Gender plays a pivotal
role in our everyday lives. Some people choose to ignore it, but the disparity
of sex and the inequality between men and women is inherently evident in
society today. What Vandana Shiva argues in this article is that gender also
plays a role in the environmental policies and practices of the present: they
are inexplicably linked to a notion that women are subservient to men, and
subject to the hierarchy of patriarchy that is prevalent today.
As early as history seems
to dictate, women have played a lesser role to men in society. They were
unequal, treated unfairly, and scapegoated as the reason of sin and suffering
in the world. Shiva links these ideas together, and views the ideology of
patriarchy as a reasoning in why humanity has chosen to neglect and displace
different species in the biological world. The result is a loss of biodiversity
as patriarchal models push “towards monocultures, uniformity and homogeneity.”

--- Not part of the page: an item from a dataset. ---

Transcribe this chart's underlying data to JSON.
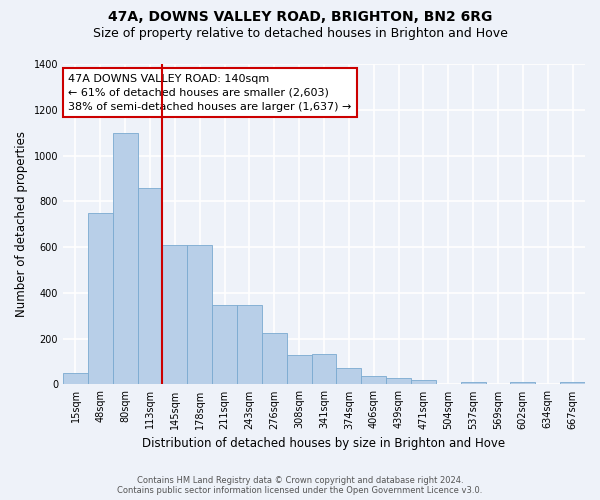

The result is a system where the “marginalization of women and the destruction
of biodiversity go hand in hand.”
In Third World countries,
communities rely on biological resources as a source of economic prosperity.
Biodiversity, therefore, becomes a means of production. These communities make
their living by using aspects of conservation and sustainable practices in
order to survive. These practices, however, are often seen as primitive
compared to the practices we are accustomed to and are “displaced by
progressive technologies that destroy both diversity and people’s livelihoods.”
In these countries, agricultural responsibilities are dominated by women’s
work; however, these responsibilities are often ignored. The various jobs of
women that relates to inside and outside the household cannot be tacitly
measured in wages or salaries. It often goes unnoticed while women provide the
means of sustainability for families and communities.
In many cultures, women
have played an important role in the conservation of biodiversity. But seeing
that women are marginalized in the agricultural sector, the concern about biodiversity,
in this sense, stems from the resistance to the expansion of monocultured-based
agricultural production: “crop uniformity . . . undermines the diversity of
biological systems which form the production system as well as the livelihoods
of people whose work is associated with diverse and multiple-use systems of
forestry, agriculture and animal husbandry.” Farms are fragmented as a
patriarchal model based on maximizing profits enters into the fold. The
traditional roles of women in these communities are brushed aside as a new way
of living emerges—one that chooses to neglect the importance and need for a
biodiverse world.
Biodiversity has
intrinsic value: “women produce through biodiversity, whereas corporate
scientists produce through uniformity.” The increasing technological
advancements in agriculture, Shiva argues, have displaced women’s roles in
rural communities in India. Where the traditional roles of women were seen as
custodians of the land, they are now seen as consumers who need to subsist off
the product. This new model of agriculture, under a patriarchal hierarchy,
chooses to undermine the importance of women in these communities, and pushes
towards a practice that is complacent in its destruction of a biodiverse world.
In what sense, according to Vandana Shiva, is Third
World women’s work in agriculture “invisible”?
Because gender inequality exists in the developed world,
it comes as no surprise that women are marginalized in the Third World as well.
It is especially true given the circumstances of agriculture of rural
communities in India. Women’s work is not viewed as important in these
societies. Their work is often neglected, trivialized, and ousted as a new form
of technology displaces their traditional duties of the household. Not only
have women’s work in these agricultural communities lost their importance, the
work in and around the home go unrecognized as well; raising children, cooking and
cleaning, are all jobs that cannot be tacitly measured in wages or salaries.
Time allocated to the completion of these tasks are crucial to the lives under
the household.
Works Cited
Shiva, Vandana. “Women's Indigenous Knowledge and Biodiversity Conservation” Sources: Selections in Environmental Studies. Ed. Thomas Easton. United States, 2014. 200-203.